# Cervelo s2 rival bottom bracket question



## superflylondon (Aug 24, 2008)

I have a 2011 s2 with rival crank...etc. I want to change out the bottom bracket as I hear some grinding and I've put some km on this bike! 

Can i use this bottom bracket? SRAM GXP Team Bottom Bracket Cups 
SRAM GXP Team Bottom Bracket Cups | Evans Cycles


and use this tool Park Bottom Bracket Tool - 16 Notch Cups
Park Bottom Bracket Tool - 16 Notch Cups | Evans Cycles

Additonal tools needed are grease and a 8mm wrench? 

That about covers it for tools needed? Do I have the correct parts listed? If I don't what type of parts/tools do I need? Thank you for any help! 

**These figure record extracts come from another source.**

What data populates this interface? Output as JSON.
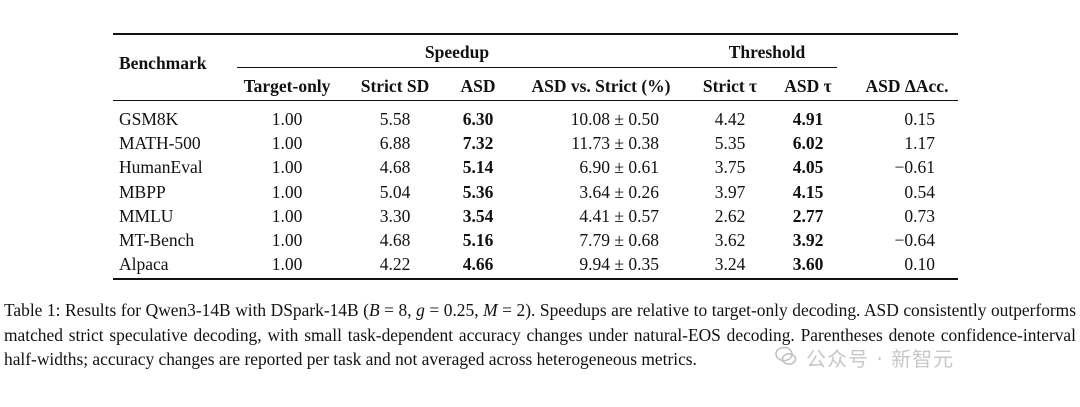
{
  "table": {
    "header": {
      "benchmark": "Benchmark",
      "group_speedup": "Speedup",
      "group_threshold": "Threshold",
      "target_only": "Target-only",
      "strict_sd": "Strict SD",
      "asd": "ASD",
      "asd_vs_strict": "ASD vs. Strict (%)",
      "strict_tau": "Strict τ",
      "asd_tau": "ASD τ",
      "asd_delta_acc": "ASD ΔAcc."
    },
    "rows": [
      {
        "benchmark": "GSM8K",
        "target_only": "1.00",
        "strict_sd": "5.58",
        "asd": "6.30",
        "asd_vs_strict": "10.08 ± 0.50",
        "strict_tau": "4.42",
        "asd_tau": "4.91",
        "asd_delta_acc": "0.15"
      },
      {
        "benchmark": "MATH-500",
        "target_only": "1.00",
        "strict_sd": "6.88",
        "asd": "7.32",
        "asd_vs_strict": "11.73 ± 0.38",
        "strict_tau": "5.35",
        "asd_tau": "6.02",
        "asd_delta_acc": "1.17"
      },
      {
        "benchmark": "HumanEval",
        "target_only": "1.00",
        "strict_sd": "4.68",
        "asd": "5.14",
        "asd_vs_strict": "6.90 ± 0.61",
        "strict_tau": "3.75",
        "asd_tau": "4.05",
        "asd_delta_acc": "−0.61"
      },
      {
        "benchmark": "MBPP",
        "target_only": "1.00",
        "strict_sd": "5.04",
        "asd": "5.36",
        "asd_vs_strict": "3.64 ± 0.26",
        "strict_tau": "3.97",
        "asd_tau": "4.15",
        "asd_delta_acc": "0.54"
      },
      {
        "benchmark": "MMLU",
        "target_only": "1.00",
        "strict_sd": "3.30",
        "asd": "3.54",
        "asd_vs_strict": "4.41 ± 0.57",
        "strict_tau": "2.62",
        "asd_tau": "2.77",
        "asd_delta_acc": "0.73"
      },
      {
        "benchmark": "MT-Bench",
        "target_only": "1.00",
        "strict_sd": "4.68",
        "asd": "5.16",
        "asd_vs_strict": "7.79 ± 0.68",
        "strict_tau": "3.62",
        "asd_tau": "3.92",
        "asd_delta_acc": "−0.64"
      },
      {
        "benchmark": "Alpaca",
        "target_only": "1.00",
        "strict_sd": "4.22",
        "asd": "4.66",
        "asd_vs_strict": "9.94 ± 0.35",
        "strict_tau": "3.24",
        "asd_tau": "3.60",
        "asd_delta_acc": "0.10"
      }
    ]
  },
  "caption": {
    "line1_a": "Table 1: Results for Qwen3-14B with DSpark-14B (",
    "param_b": "B",
    "eq_b": " = 8, ",
    "param_g": "g",
    "eq_g": " = 0.25, ",
    "param_m": "M",
    "eq_m": " = 2). Speedups are relative to target-only decoding.",
    "rest": "ASD consistently outperforms matched strict speculative decoding, with small task-dependent accuracy changes under natural-EOS decoding. Parentheses denote confidence-interval half-widths; accuracy changes are reported per task and not averaged across heterogeneous metrics."
  },
  "watermark": {
    "text": "公众号 · 新智元",
    "icon": "wechat-logo-icon"
  }
}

I've done most of own repairs/adjustments on my bikes but never replaced this before. From what I've read too i do not need to use the spacers that come with the BB as my bike is a 68mm bb?


----------



## Mailmover (Mar 29, 2011)

I would have the frame inspected to be certain that the aluminum BB housing has not separated from the Carbon Fiber. My 2009 Frame had this problem. Cervelo replaced the Frame and Fork with a 2012 model. I can't wait till the weather cleans up and I can take her out for a serious test ride...


----------



## cantride55 (Sep 19, 2008)

Your LBS will direct you to which b.b. tool to buy. Once you have it out you'll know which b.b. it is. I suspect it is the gxp but the bikes in front of you, not me.


----------



## faroodi (Dec 25, 2012)

Mailmover said:


> I would have the frame inspected to be certain that the aluminum BB housing has not separated from the Carbon Fiber. My 2009 Frame had this problem. Cervelo replaced the Frame and Fork with a 2012 model. I can't wait till the weather cleans up and I can take her out for a serious test ride...


I thought this was an Rx problem. Is this common with the S2 as well?


----------



## Tupelo (Apr 29, 2012)

Try this for some additional info specific to Rotor SAAB
Cyclo-CLUB ROTOR 3D Cranks Ceramic Bottom Bracket - YouTube


----------



## Mailmover (Mar 29, 2011)

*S2 Bottom Bracket Housing*



faroodi said:


> I thought this was an Rx problem. Is this common with the S2 as well?


I have about 500 miles on the 2012 S2. Today, I drop down to the 39 ring for some high speed cadence drills. The same racket that I had with the 2009 Frame is present with this one. Will be taking it in for inspection. Hopefully the BB itself is the issue and not the frame. Racket goes away when on the 53 Ring or when not under stress.


----------



## superflylondon (Aug 24, 2008)

Btw I was able to change out my BB no probs! Side note that sram calls for a 16mm hex wrench (WTF!) i just used a 16mm bolt to help me. still have to add in my new chain though.

Side on my winter beater (Cervelo s1) for now anyway....


----------